Sui Tauaua-Pauaraisa

Personal information
- Full name: Masuisuimatamaalii Tauaua-Pauaraisa
- Born: 30 October 1987 (age 38) Motoʻotua, Samoa
- Height: 165 cm (5 ft 5 in)
- Weight: 70 kg (11 st 0 lb)

Playing information
- Position: Lock, Second-row
Club
| Years | Team | Pld | T | G | FG | P |
| 2018 | New Zealand Warriors | 3 | 0 | 0 | 0 | 0 |
Representative
| Years | Team | Pld | T | G | FG | P |
| 2018 | New Zealand | 1 | 0 | 0 | 0 | 0 |
| 2019 | Samoa | 1 | 0 | 0 | 0 | 0 |
- Source: RLP As of 24 November 2020
- Rugby player

Rugby union career
- Position: Back row

Provincial / State sides
- Years: Team / Apps / (Points)
- 2015–2017: Canterbury / 17 / (5)
- 2021–2024: Tasman / 22 / (25)

International career
- Years: Team / Apps / (Points)
- 2018–: Samoa / 30 / (30)

National sevens team
- Years: Team /  / Comps
- 2019: Samoa

= Sui Tauaua-Pauaraisa =

Samoa international rugby league and rugby sevens footballer

Masuisuimatamaalii "Sua" Tauaua-Pauaraisa (born 30 October 1987) is a Samoan rugby league and rugby sevens footballer who played for the New Zealand Warriors in the NRL Women's Premiership.

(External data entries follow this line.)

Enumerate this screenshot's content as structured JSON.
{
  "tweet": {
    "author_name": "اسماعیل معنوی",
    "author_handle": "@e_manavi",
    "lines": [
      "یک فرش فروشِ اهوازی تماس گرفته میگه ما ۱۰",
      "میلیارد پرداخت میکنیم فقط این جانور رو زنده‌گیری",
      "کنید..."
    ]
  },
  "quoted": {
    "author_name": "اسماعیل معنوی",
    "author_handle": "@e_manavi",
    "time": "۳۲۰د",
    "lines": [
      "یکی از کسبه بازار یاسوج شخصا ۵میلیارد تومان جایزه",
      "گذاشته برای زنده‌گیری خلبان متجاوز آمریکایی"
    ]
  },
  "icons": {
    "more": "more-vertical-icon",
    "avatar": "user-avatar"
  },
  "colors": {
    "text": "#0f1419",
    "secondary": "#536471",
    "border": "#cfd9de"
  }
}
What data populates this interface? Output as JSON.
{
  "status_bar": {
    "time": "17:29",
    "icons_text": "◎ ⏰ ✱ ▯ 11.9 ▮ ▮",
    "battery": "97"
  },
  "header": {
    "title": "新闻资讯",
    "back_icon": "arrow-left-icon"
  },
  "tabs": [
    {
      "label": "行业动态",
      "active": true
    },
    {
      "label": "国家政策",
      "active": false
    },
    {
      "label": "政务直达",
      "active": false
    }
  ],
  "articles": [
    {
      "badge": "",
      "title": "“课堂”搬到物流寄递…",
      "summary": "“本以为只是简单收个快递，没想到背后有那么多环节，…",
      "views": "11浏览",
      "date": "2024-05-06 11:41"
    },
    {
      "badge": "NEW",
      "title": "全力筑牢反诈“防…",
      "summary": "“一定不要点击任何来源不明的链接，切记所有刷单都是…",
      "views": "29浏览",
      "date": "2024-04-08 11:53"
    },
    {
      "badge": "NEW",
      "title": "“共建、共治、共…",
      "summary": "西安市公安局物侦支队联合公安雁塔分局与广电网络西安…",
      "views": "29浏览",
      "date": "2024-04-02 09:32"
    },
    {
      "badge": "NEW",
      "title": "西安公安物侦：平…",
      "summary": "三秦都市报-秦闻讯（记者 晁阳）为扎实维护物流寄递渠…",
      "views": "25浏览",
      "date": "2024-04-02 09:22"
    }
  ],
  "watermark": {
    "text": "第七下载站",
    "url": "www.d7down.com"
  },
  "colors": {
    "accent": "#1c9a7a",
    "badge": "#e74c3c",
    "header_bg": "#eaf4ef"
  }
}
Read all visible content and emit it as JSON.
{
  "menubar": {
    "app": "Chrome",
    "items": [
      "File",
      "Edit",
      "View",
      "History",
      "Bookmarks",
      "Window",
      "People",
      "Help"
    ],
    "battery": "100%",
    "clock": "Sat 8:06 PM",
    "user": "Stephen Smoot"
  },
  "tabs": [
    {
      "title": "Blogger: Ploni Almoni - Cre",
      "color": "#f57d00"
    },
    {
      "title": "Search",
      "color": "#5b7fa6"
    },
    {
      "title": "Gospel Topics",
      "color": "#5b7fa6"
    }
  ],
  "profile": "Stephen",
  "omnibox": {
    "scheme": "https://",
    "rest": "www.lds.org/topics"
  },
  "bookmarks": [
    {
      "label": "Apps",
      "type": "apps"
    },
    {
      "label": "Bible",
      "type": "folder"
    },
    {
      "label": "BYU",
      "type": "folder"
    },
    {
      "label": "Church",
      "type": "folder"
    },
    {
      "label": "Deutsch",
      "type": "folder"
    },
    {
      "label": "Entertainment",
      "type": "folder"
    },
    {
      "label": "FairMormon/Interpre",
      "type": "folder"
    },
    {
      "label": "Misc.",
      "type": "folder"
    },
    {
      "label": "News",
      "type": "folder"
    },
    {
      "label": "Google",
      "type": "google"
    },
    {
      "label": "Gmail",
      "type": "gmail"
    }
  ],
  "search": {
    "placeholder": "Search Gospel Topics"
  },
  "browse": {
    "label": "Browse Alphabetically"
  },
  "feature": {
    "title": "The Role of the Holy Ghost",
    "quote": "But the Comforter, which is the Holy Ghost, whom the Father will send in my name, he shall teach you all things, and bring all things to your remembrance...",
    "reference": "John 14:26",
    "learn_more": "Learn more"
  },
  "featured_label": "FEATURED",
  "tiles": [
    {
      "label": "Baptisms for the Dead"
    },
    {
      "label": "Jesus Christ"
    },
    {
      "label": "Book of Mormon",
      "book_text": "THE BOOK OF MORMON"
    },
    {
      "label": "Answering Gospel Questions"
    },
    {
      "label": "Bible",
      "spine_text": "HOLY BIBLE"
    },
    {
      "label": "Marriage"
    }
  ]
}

She is a New Zealand and Samoa representative in rugby league and a Samoa representative in rugby union and sevens.

==Early life and career==
Born in Motoʻotua, Samoa, Tauaua-Pauaraisa moved to Auckland when she was 13, where she played rugby union for McAuley High School, Otahuhu, Auckland. In 2010, she moved to Christchurch.

==Playing career==

=== Rugby league ===
In 2016, she began playing rugby league for the Linwood Keas. On 4 June 2018, Tauaua-Pauaraisa was named in the New Zealand train-on squad.

On 31 July 2018, she signed with the New Zealand Warriors NRL Women's Premiership team. In Round 1 of the 2018 NRL Women's season, she made her debut for the Warriors in a 10–4 win over the Sydney Roosters.

On 13 October 2018, she made her Test debut for New Zealand in a 24–26 loss to Australia at Mt Smart Stadium.

On 22 June 2019, Tauaua-Pauaraisa made her Test debut for Samoa, starting at in a 8–46 loss to New Zealand.

=== Rugby union ===
Tauaua-Pauaraisa led the Manusina XVs side at the Oceania Rugby Championship in 2018.

Tauaua-Pauaraisa played for Canterbury in the Farah Palmer Cup. She competed at the Vailima Marist International Sevens in Samoa with the Christchurch Women's Rugby team in 2019. In 2021, she was named Tasman Mako FPC Player of the Year.

She led the Manusina side when they won their first Oceania title in 2023. In 2024, she made her fifth start for the Melbourne Rebels in the Super Rugby Women's competition.

In May 2024, she scored two tries for her side before being sent off the field against Tonga. She was cleared to play for Samoa in the final round of the Oceania Rugby Championship after she was initially cited for a high tackle in the match against Tonga. In September, she was selected in the Samoan side that competed at the WXV 3 competition in Dubai.

She captained the Manusina side to the 2025 Women's Rugby World Cup in England.

=== Rugby sevens ===
In July 2019, she captained the Samoa rugby sevens team at the 2019 Pacific Games.